OmniFocus takes its name too literally

If you use OmniFocus for the iPhone and OmniFocus for the Mac, you’ll certainly want the two task lists to stay in sync. At present, the only way to do that is to use an unstable, “unreleased” version 1.1 of OmniFocus for the the Mac. Omni cutely calls this a “Sneaky Peek” build of version 1.1, but the more ominous name comes at the end of the .dmg file: Alpha.

For alpha software, OmniFocus 1.1 is quite good. I can’t remember it ever crashing on me, and it definitely hasn’t lost any data. It has had two significant problems: a failure to sync through any service other than MobileMe, and a user interface problem I’ll call “focus hogging.”

The syncing problem hit me first. I could write a thousand words on the trials and tribulations I went through over my first couple of days with version 1.1, but I’ll spare you that. In a nutshell:

• I couldn’t get syncing to work on two separate WebDAV servers.
• I then signed up for the 60-day MobileMe trial and syncing has worked fine ever since.

Omni has been updating version 1.1 almost every day since the July 11 launch of OmniFocus for iPhone. The changelog shows that most of the changes have to do with syncing, so maybe the specific problems I had have been fixed. Sometime before my 60-day trial is up, I’ll try to do a sync to a regular WebDAV server; if it works, I’ll probably drop MobileMe.

The focus hogging problem is related to Spaces. I have my Mac configured to use two Spaces. I keep OmniFocus and iCal, my planning applications, in Space 2 and everything else in Space 1. When I’m planning, I’m in Space 2; when I’m working, I’m in Space 1. It’s simple, easy to remember, and keeps my screen relatively uncluttered.

Here’s how things are supposed to work when you move from one Space to another: the frontmost application in the Space you are switching from is supposed to relinquish focus, and the frontmost application in the Space you are switching to is supposed to get focus.1 This is the right behavior because the application you’re looking at should be the application you’re working in.

When switching to the Space with OmniFocus, the correct behavior is followed. If, for example, OmniFocus is the frontmost application in Space 2, it gets focus when I switch into Space 2. But when I switch out of Space 2, things don’t always work right. In particular, if OmniFocus is the frontmost application in Space 2 and I switch to Space 1, OmniFocus retains focus.2 Even though it isn’t on the screen, most keystrokes will be sent to it for interpretation and action. This is a terrible user interface problem because it’s natural to believe that you’re working in the application you see in front of you.

Now, if your first action after switching Spaces is to click somewhere with the mouse, nothing bad is likely to happen because that initial mouse click will change the focus to the application you clicked on. But if your first action after switching Spaces is to use a keyboard shortcut or press the Delete key, that will trigger an action by OmniFocus, not the application you’re looking at. This can be a disaster, especially if you don’t immediately realize what’s happened. I once deleted a set of Contexts from OmniFocus this way (still not sure of the specific action or actions that did it). Fortunately, I only deleted Contexts and not Actions, so it was easy to repair the damage.

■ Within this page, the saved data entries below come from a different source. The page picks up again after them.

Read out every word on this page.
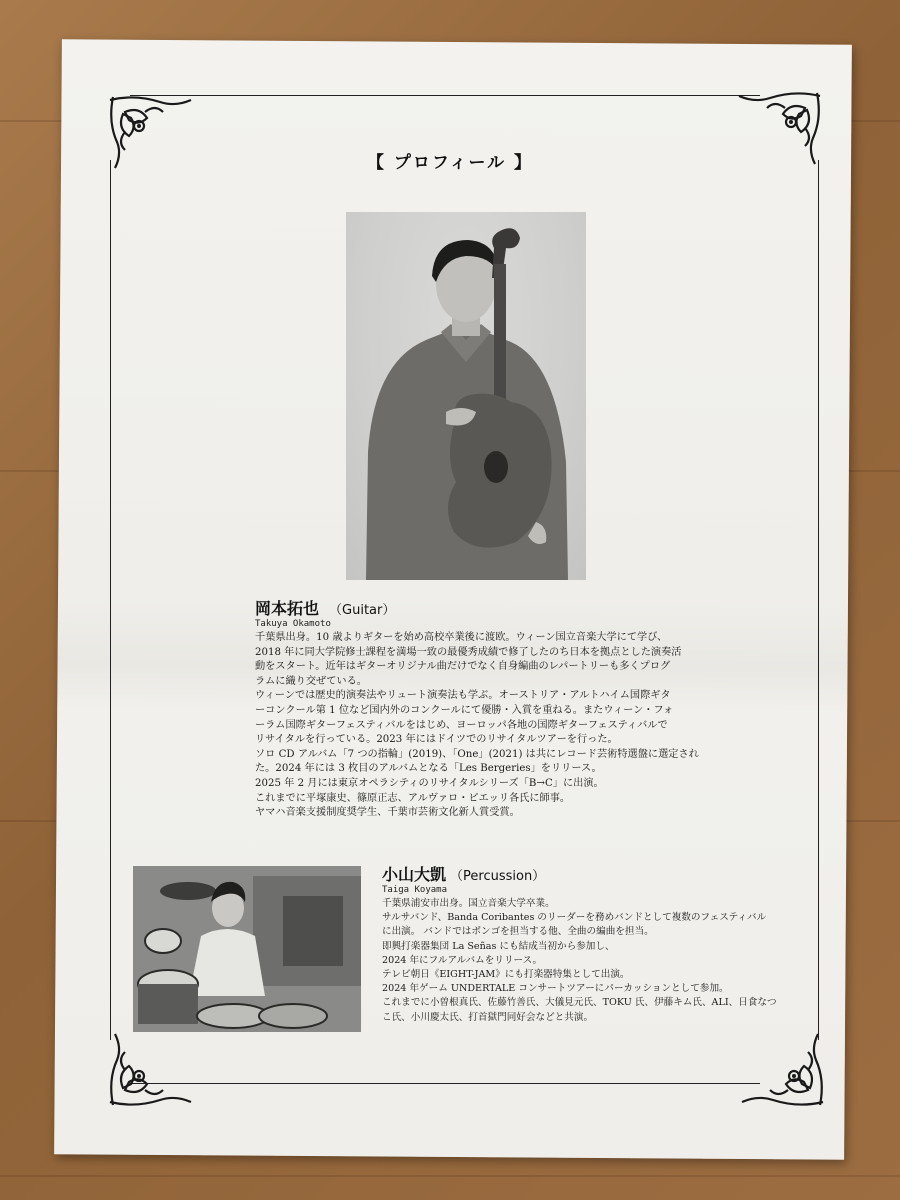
【 プロフィール 】
岡本拓也 （Guitar）
Takuya Okamoto
千葉県出身。10 歳よりギターを始め高校卒業後に渡欧。ウィーン国立音楽大学にて学び、
2018 年に同大学院修士課程を満場一致の最優秀成績で修了したのち日本を拠点とした演奏活
動をスタート。近年はギターオリジナル曲だけでなく自身編曲のレパートリーも多くプログ
ラムに織り交ぜている。
ウィーンでは歴史的演奏法やリュート演奏法も学ぶ。オーストリア・アルトハイム国際ギタ
ーコンクール第 1 位など国内外のコンクールにて優勝・入賞を重ねる。またウィーン・フォ
ーラム国際ギターフェスティバルをはじめ、ヨーロッパ各地の国際ギターフェスティバルで
リサイタルを行っている。2023 年にはドイツでのリサイタルツアーを行った。
ソロ CD アルバム「7 つの指輪」(2019)、「One」(2021) は共にレコード芸術特選盤に選定され
た。2024 年には 3 枚目のアルバムとなる「Les Bergeries」をリリース。
2025 年 2 月には東京オペラシティのリサイタルシリーズ「B→C」に出演。
これまでに平塚康史、篠原正志、アルヴァロ・ピエッリ各氏に師事。
ヤマハ音楽支援制度奨学生、千葉市芸術文化新人賞受賞。
小山大凱 （Percussion）
Taiga Koyama
千葉県浦安市出身。国立音楽大学卒業。
サルサバンド、Banda Coribantes のリーダーを務めバンドとして複数のフェスティバル
に出演。 バンドではボンゴを担当する他、全曲の編曲を担当。
即興打楽器集団 La Señas にも結成当初から参加し、
2024 年にフルアルバムをリリース。
テレビ朝日《EIGHT-JAM》にも打楽器特集として出演。
2024 年ゲーム UNDERTALE コンサートツアーにパーカッションとして参加。
これまでに小曽根真氏、佐藤竹善氏、大儀見元氏、TOKU 氏、伊藤キム氏、ALI、日食なつ
こ氏、小川慶太氏、打首獄門同好会などと共演。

I had always thought that the “switch focus when switching Spaces” behavior was system-wide, that it was imposed by OS X and that no application could violate it even if it wanted to. Obviously, I was wrong about that. OmniFocus 1.1 is the only application I have that behaves in this terribly counter-intuitive way.

I sent in a bug report on this behavior a few days ago. I got the automatic reply, but haven’t heard back from a real person. Until this is fixed, OmniFocus 1.1 users should be careful when switching Spaces.

Update
I got an email about the focus hogging from Omni this afternoon (7/29/08). As far as they know, focus switching when switching Spaces is imposed by the system, and they don’t know why OF 1.1 is behaving this way. They suspect it’s due to some quirk (bug) in Spaces but don’t know what aspect of their code is triggering it. They’ve filed bug reports with Apple and are hoping to get the issue resolved.

Further update—July 31, 2008
OmniFocus 1.1 Revision 103490, released yesterday, fixed the focus hogging problem. Today’s release, Revision 103547, also works correctly, so it looks like Omni has this bug whipped and it won’t return. My thanks to Ken Case for his quick response.

1. Some terminology: An application “has focus” when the menubar has its menus and most keystrokes and mouse clicks are sent to that application for interpretation and action. It’s the application you’re working in, the current application.

2. This is the behavior regardless of whether the box in the Spaces Preference Pane labeled “When switching to an application, switch to a space with open windows for the application” is checked or not.